Get more from renewables with seasonal, centralized H2 assets – Combined Cycle Journal

Get more from renewables with seasonal, centralized H2 assets

In a webinar August 12, experts from Mitsubishi Power Americas (MPA) shared a first-order long-term modeling exercise which showed that a centralized hydrogen storage facility and hydrogen-fueled prime movers can economically avoid having to curtail wind and solar energy in the Western Electricity Coordinating Council (WECC) and improve carbon footprint even further than a baseline case.

The modelers acknowledged this type of modeling is a challenge: “WECC has 6000 generating units,” one said. Also, as with all models and forecasts, there are numerous assumptions, including resource costs and electricity demand far into the future, policy frameworks to support decarbonization, and how much renewable energy would actually have to be curtailed.

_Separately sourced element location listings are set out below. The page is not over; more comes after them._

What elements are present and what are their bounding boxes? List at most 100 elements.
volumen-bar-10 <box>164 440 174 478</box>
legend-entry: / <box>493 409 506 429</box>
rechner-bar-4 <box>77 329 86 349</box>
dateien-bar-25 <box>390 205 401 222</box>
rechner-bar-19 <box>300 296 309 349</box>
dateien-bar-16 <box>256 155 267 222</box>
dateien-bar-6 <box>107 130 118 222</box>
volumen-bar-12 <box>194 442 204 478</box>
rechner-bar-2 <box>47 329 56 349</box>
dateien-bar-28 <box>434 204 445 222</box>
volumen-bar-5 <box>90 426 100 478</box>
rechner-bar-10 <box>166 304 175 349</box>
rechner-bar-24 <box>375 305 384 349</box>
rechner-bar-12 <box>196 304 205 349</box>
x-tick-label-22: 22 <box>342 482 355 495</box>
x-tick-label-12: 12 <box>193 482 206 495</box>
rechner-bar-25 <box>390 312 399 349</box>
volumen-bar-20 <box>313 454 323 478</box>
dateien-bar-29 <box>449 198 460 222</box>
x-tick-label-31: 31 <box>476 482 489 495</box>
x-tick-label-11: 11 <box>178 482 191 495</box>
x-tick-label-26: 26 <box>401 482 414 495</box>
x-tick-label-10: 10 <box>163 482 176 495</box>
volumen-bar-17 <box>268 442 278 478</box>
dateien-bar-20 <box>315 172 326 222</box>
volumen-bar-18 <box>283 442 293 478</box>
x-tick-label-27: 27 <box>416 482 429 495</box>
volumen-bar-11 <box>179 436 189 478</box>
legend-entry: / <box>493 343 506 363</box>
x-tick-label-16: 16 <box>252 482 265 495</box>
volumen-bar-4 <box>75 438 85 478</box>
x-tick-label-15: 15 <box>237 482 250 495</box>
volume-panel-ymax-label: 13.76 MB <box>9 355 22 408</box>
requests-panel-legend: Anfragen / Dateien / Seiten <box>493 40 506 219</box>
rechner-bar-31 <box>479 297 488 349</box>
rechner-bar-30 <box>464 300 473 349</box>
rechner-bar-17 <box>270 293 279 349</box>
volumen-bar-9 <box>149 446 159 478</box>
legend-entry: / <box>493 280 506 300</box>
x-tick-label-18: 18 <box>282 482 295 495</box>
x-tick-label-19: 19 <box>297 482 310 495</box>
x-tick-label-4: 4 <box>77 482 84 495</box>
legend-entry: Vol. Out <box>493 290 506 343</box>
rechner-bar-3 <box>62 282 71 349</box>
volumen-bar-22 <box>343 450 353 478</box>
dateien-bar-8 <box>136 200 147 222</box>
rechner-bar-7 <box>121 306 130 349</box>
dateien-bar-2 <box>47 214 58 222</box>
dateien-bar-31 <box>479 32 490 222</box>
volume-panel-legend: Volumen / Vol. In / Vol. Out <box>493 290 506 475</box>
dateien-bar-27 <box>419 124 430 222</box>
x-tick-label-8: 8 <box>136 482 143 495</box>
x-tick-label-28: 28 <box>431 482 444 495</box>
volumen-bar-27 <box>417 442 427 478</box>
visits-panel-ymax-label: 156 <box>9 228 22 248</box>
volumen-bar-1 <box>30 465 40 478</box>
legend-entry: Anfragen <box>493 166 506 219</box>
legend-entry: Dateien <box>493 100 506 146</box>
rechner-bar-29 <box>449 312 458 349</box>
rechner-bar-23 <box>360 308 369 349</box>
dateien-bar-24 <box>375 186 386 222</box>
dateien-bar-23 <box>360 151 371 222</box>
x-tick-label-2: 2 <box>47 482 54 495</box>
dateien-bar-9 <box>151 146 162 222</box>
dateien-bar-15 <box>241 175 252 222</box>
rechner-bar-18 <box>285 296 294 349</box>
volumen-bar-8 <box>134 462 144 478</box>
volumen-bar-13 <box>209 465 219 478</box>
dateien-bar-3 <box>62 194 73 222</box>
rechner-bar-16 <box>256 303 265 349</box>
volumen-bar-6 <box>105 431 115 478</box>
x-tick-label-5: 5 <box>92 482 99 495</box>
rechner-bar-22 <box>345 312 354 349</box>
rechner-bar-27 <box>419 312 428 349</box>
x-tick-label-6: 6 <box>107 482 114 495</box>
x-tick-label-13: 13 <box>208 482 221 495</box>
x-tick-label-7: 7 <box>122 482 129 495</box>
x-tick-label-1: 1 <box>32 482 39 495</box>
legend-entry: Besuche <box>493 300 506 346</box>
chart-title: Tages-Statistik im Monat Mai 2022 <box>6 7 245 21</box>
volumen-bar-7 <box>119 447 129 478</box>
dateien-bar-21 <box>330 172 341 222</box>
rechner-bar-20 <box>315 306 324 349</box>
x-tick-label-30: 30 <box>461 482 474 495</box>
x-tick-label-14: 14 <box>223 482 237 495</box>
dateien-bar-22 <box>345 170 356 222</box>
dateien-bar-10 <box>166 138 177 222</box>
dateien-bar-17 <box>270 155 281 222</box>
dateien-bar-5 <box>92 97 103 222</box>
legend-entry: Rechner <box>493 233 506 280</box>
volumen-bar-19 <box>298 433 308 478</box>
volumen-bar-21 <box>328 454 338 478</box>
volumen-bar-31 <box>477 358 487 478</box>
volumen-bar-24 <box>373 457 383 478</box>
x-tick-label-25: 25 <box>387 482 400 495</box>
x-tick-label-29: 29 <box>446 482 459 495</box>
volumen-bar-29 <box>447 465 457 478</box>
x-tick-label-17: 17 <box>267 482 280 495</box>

The so-called “Green H2 Hub” includes massive underground salt caverns (Fig 1), capable of storing up to 150 GWh of hydrogen, produced by 1000 MW of electrolysis units during the winter/spring shoulder months, and available to burn in gas turbine/generators during summer peaks.

In 2050, the need for firm “green” capacity is evident (Fig 2), said the experts. The basic concept is a double bang for the buck—don’t waste carbon-free renewable megawatt-hours because of curtailments, and reduce emissions by burning renewables-derived hydrogen (so-called green hydrogen) instead of natural gas. This long-term storage concept was distinguished from short-term storage using battery-based systems, although MPA also supplies battery systems.

The model also showed that overbuilding wind to solar was optimum.

The Q&A session illuminated these points:

    • The well-known (among utilities) Plexis cost model was used, not an in-house model.
    • In addition to underground caverns, pipeline packing (increasing pipeline pressure) and “bullet” storage (pressurized vessels) can also be considered, but were not here.
    • Only powerplants were considered as off-takers, not transportation or industrial facilities as shown in Fig 1.
    • Mitsubishi is targeting 2040 when its turbine/generators are capable of 100% hydrogen firing.
    • The capacity factors of the turbine units varied between 28% and 45% in WECC but would not necessarily apply to other regions.
    • Though there is no agreed-upon definition, long-term storage has typically been considered as 12 hours or more but is evolving to 100 hours or more.

MPA also took the opportunity to highlight recent accomplishments and projects, including the Advanced Clean Energy Project in Utah, in collaboration with Magnum Development, based on the green hydrogen hub concept; adding 200 MW of battery storage to the Texas grid; J-Power’s 1200-MW Jackson Generating Station in Illinois, a 2 × 1 J-class combined cycle said to be among the world’s most efficient power producers and lowest carbon emitters; and the addition of J-class gas turbines at the coal-fired Intermountain Power Plant in Delta, Utah, which will be an off-taker of hydrogen from the Magnum/Mitsubishi storage facility.